The activists were chanting the names of black transgender people who have been murdered recently. The disruption came just moments after Clinton said “we do have to stand up and say loudly and clearly ‘black lives matter.'”

Members of GetEQUAL disrupt at a Hillary Clinton event (via Youtube)

Members of GetEQUAL disrupt at a Hillary Clinton event (via Youtube)

The protesters, who held up signs reading “Hillary: Divest from Private Prisons, Invest in Black Trans Women,” continued chanting for a few minutes after being admonished by Clinton, but stopped soon after.

The group responsible for the disruption posted to Facebook shortly after.

“We can’t have a serious conversation with Hillary Clinton about policy until she returns donations and refuses to accept future donations from lobbyists and lawyers affiliated with the private prison industry,” a post on GetEQUAL’s Facebook page reads.

“Bankrolled by private prison companies and lobbyists like Corrections Corporation of America and the GEO Group, Hillary Clinton is part of the system of violence that criminalizes and kills Black trans people — how can we take her policy suggestions to curb mass incarceration and detention seriously while she’s accepting this money?” one of the event’s protesters said in a statement released on GetEQUAL’s website.

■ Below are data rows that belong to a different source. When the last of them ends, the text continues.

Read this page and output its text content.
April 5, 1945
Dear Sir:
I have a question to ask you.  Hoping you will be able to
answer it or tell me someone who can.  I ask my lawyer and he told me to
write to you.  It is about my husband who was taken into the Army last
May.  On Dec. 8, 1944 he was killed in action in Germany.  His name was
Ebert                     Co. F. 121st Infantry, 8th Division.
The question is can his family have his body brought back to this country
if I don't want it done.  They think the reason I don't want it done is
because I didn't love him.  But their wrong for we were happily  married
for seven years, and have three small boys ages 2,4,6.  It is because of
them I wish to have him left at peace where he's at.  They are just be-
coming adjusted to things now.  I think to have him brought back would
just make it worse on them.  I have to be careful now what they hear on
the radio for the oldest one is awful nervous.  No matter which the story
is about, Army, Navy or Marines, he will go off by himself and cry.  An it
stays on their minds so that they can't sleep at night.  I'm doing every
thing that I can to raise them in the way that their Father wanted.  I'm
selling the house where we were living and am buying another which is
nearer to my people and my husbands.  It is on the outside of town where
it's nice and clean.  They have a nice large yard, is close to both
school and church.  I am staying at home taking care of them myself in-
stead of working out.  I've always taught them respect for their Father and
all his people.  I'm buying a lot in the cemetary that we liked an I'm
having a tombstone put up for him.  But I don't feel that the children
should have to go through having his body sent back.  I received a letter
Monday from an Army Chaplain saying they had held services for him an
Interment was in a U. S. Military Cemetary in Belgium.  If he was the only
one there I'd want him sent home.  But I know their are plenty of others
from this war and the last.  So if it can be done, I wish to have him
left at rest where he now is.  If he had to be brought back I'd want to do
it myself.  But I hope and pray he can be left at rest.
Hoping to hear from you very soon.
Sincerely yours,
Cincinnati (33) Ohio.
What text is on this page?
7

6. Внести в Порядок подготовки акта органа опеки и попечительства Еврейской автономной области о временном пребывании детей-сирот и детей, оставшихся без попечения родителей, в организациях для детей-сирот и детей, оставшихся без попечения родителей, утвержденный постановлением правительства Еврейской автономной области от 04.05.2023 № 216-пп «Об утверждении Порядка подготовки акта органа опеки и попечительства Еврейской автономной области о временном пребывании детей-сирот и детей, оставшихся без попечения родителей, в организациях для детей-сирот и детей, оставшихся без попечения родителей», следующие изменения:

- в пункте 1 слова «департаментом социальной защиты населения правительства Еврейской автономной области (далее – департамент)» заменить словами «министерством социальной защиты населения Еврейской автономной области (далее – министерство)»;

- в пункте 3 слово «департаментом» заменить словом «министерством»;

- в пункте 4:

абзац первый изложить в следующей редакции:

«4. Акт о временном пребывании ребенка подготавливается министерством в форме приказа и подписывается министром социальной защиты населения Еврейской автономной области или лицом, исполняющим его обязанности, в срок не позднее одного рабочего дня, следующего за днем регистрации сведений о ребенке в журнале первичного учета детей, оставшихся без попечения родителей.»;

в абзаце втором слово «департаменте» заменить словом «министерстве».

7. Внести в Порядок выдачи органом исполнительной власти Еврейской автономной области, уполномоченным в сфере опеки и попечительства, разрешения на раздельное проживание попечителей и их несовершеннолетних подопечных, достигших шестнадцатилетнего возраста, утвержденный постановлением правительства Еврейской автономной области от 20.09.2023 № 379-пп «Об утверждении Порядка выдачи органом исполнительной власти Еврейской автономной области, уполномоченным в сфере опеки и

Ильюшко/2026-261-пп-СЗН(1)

Clinton’s encounter with the social justice group is her first in a public venue. Other Democratic candidates, such as Vermont U.S. Sen. Bernie Sanders and former Maryland Gov. Martin O’Malley, have been shouted off stage at public events by the group’s protesters.

Clinton has so far only dealt with the group behind closed doors. She met with five members of the Boston chapter after an event in Keene, N.H. earlier this month. Video of the tense exchange was published online last week.

During that meeting, the activists pressed Clinton on her and husband Bill’s support for stiffer drug sentences in the 1990s. Clinton pushed back, telling the group that they needed to come up with concrete plans to address racial inequality.

She dismissed the idea that “you can change hearts.”

“I believe you change laws, you change allocation of resources, you change the way systems operate,” Clinton said. “You’re not going to change every heart. You’re not. But at the end of the day, we could do a whole lot to change some hearts and change some systems and create more opportunities for people who deserve to have them, to live up to their own God-given potential.”

Clinton’s main interlocutor that day did not take her advice in stride. He accused Clinton of engaging in “victim-blaming.”